Brookfield Asset Management (TSX:BAM.A)(NYSE:BAM) is among the largest Canadian companies trading on the TSX. It’s an alternative asset manager with more than US$750 billion of AUM (assets under management) across sectors such as renewable power, infrastructure, real estate, credit, and private equity.
Brookfield Asset Management aims to generate risk-adjusted returns over the long term and earn asset management income while doing so. The company has access to large-scale capital, allowing it to make investments in top-quality assets across geographies and asset classes.
Down 18% from all-time highs, let’s see if Brookfield Asset Management should be part of your equity portfolio in September.
Why should you invest in Brookfield Asset Management stock?
Brookfield Asset Management’s business continues to perform well, despite a challenging macro-environment. It generated US$1.5 billion of net income and US$1.2 billion of cash flow in the second quarter (Q2), ending the quarter with US$111 billion of cash available for investment.
Its well-diversified business is a key differentiator, and several of the company’s infrastructure, real estate, and renewable energy assets are positioned to benefit from inflation. In fact, BAM claimed the current inflationary environment is enhancing its cash flows and increasing replacement costs of the assets it owns.
Brookfield’s clean energy power generation business continues to widen its advantage over other energy sources. For regions with no natural gas reserves, renewable energy sources such as solar, hydro, and wind will play a crucial role in the upcoming decade.
The Russia-Ukraine war has showcased the risks of energy dependence, with prices rising through the roof in the U.K. and Europe.
Additionally, last week, semiconductor giant Intel and Brookfield Asset Management disclosed an agreement where the two companies will fund around US$30 billion to build chip foundries in Arizona. The partnership will allow Intel to manufacture chips on shore without increasing debt substantially on the balance sheet.
BAM’s infrastructure affiliate will invest US$15 billion and receive a 49% stake in the project, with Intel retaining majority ownership.
Is BAM stock overvalued or undervalued?
Brookfield Asset Management’s distributable earnings stood at US$1 billion in Q2 and US$3.9 billion in the last four quarters, rising 26% and 25%, respectively, year over year. Its annualized run rate of fees and target carried interest surpassed $8 billion, and the company’s robust deployment of capital coupled with stable margins enabled BAM to increase fee-related earnings by 21% in the last year.
Distributions from its businesses continued to grow, amounting to US$2.4 billion in the last 12 months due to the diversified nature of businesses and assets it owns.
Due to its inflation-hedged cash flows, Brookfield Asset Management pays investors a cash dividend of $0.72 each year, indicating a forward yield of 1.1%.

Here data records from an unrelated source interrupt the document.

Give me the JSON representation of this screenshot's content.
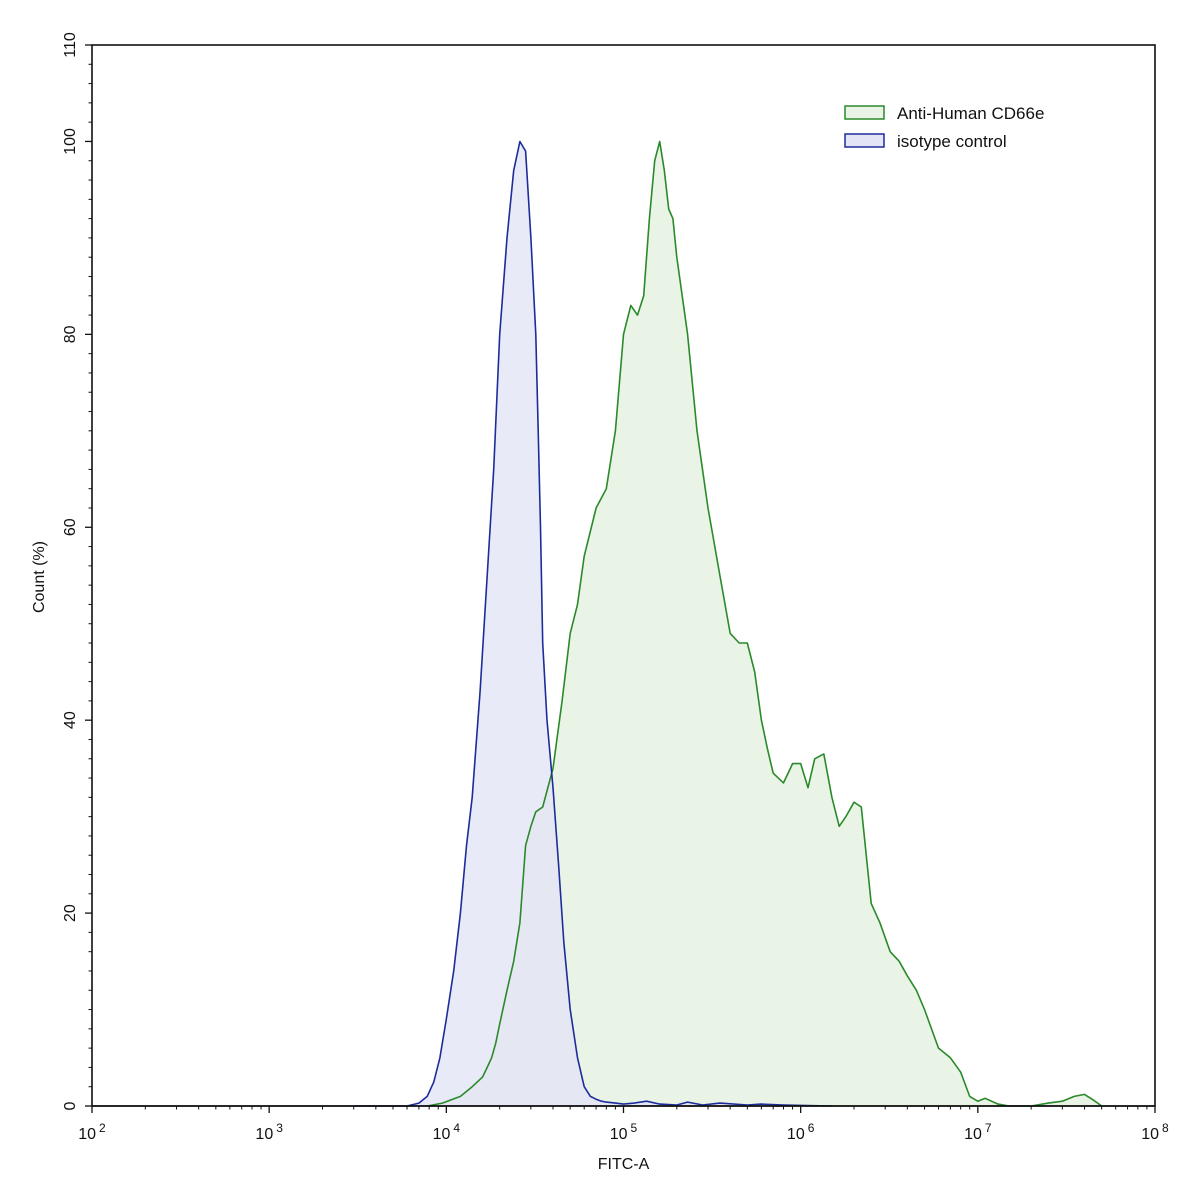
{
  "chart_data": {
    "type": "area",
    "xlabel": "FITC-A",
    "ylabel": "Count  (%)",
    "x_scale": "log",
    "xlim": [
      100,
      100000000
    ],
    "ylim": [
      0,
      110
    ],
    "x_ticks": [
      {
        "value": 100,
        "base": "10",
        "exp": "2"
      },
      {
        "value": 1000,
        "base": "10",
        "exp": "3"
      },
      {
        "value": 10000,
        "base": "10",
        "exp": "4"
      },
      {
        "value": 100000,
        "base": "10",
        "exp": "5"
      },
      {
        "value": 1000000,
        "base": "10",
        "exp": "6"
      },
      {
        "value": 10000000,
        "base": "10",
        "exp": "7"
      },
      {
        "value": 100000000,
        "base": "10",
        "exp": "8"
      }
    ],
    "y_ticks": [
      "0",
      "20",
      "40",
      "60",
      "80",
      "100",
      "110"
    ],
    "legend_position": "top-right",
    "grid": false,
    "series": [
      {
        "name": "Anti-Human CD66e",
        "color": "#2a8a2a",
        "fill": "#e9f3e6",
        "x": [
          7800,
          9500,
          12000,
          14000,
          16000,
          17000,
          18000,
          19000,
          20000,
          22000,
          24000,
          26000,
          28000,
          30000,
          32000,
          35000,
          40000,
          45000,
          50000,
          55000,
          60000,
          70000,
          80000,
          90000,
          100000,
          110000,
          120000,
          130000,
          140000,
          150000,
          160000,
          170000,
          180000,
          190000,
          200000,
          230000,
          260000,
          300000,
          350000,
          400000,
          450000,
          500000,
          550000,
          600000,
          650000,
          700000,
          800000,
          900000,
          1000000,
          1100000,
          1200000,
          1350000,
          1500000,
          1650000,
          1800000,
          2000000,
          2200000,
          2500000,
          2800000,
          3200000,
          3600000,
          4000000,
          4500000,
          5000000,
          6000000,
          7000000,
          8000000,
          9000000,
          10000000,
          11000000,
          13000000,
          15000000,
          20000000,
          25000000,
          30000000,
          35000000,
          40000000,
          45000000,
          50000000
        ],
        "y": [
          0,
          0.3,
          1,
          2,
          3,
          4,
          5,
          6.5,
          8.5,
          12,
          15,
          19,
          27,
          29,
          30.5,
          31,
          35,
          42,
          49,
          52,
          57,
          62,
          64,
          70,
          80,
          83,
          82,
          84,
          92,
          98,
          100,
          97,
          93,
          92,
          88,
          80,
          70,
          62,
          55,
          49,
          48,
          48,
          45,
          40,
          37,
          34.5,
          33.5,
          35.5,
          35.5,
          33,
          36,
          36.5,
          32,
          29,
          30,
          31.5,
          31,
          21,
          19,
          16,
          15,
          13.5,
          12,
          10,
          6,
          5,
          3.5,
          1,
          0.5,
          0.8,
          0.2,
          0,
          0,
          0.3,
          0.5,
          1,
          1.2,
          0.6,
          0
        ]
      },
      {
        "name": "isotype control",
        "color": "#1c2c9a",
        "fill": "#e3e5f6",
        "x": [
          3000,
          6000,
          7000,
          7800,
          8500,
          9200,
          10000,
          11000,
          12000,
          13000,
          14000,
          15500,
          17000,
          18500,
          20000,
          22000,
          24000,
          26000,
          28000,
          30000,
          32000,
          33000,
          34000,
          35000,
          37000,
          40000,
          43000,
          46000,
          50000,
          55000,
          60000,
          65000,
          70000,
          75000,
          80000,
          90000,
          100000,
          115000,
          135000,
          160000,
          200000,
          230000,
          280000,
          350000,
          500000,
          600000,
          800000,
          1500000
        ],
        "y": [
          0,
          0,
          0.3,
          1,
          2.5,
          5,
          9,
          14,
          20,
          27,
          32,
          43,
          55,
          66,
          80,
          90,
          97,
          100,
          99,
          90,
          80,
          70,
          60,
          48,
          40,
          33,
          25,
          17,
          10,
          5,
          2,
          1,
          0.7,
          0.5,
          0.4,
          0.3,
          0.2,
          0.3,
          0.5,
          0.2,
          0.1,
          0.4,
          0.1,
          0.3,
          0.1,
          0.2,
          0.1,
          0
        ]
      }
    ]
  }
}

Analysts tracking the stock expect Brookfield Asset Management to increase sales by 15.2% to $110.3 billion, while earnings are forecast to expand by 29% to $3.9 per share. We can see BAM stock is valued at 16.4 times forward earnings, which is quite reasonable given its profit margins are estimated to rise by 22.7% in the next five years.
Valued at $100 billion by market cap, BAM stock is trading at less than one time forward sales and is available at a discount of 30% compared to consensus price target estimates.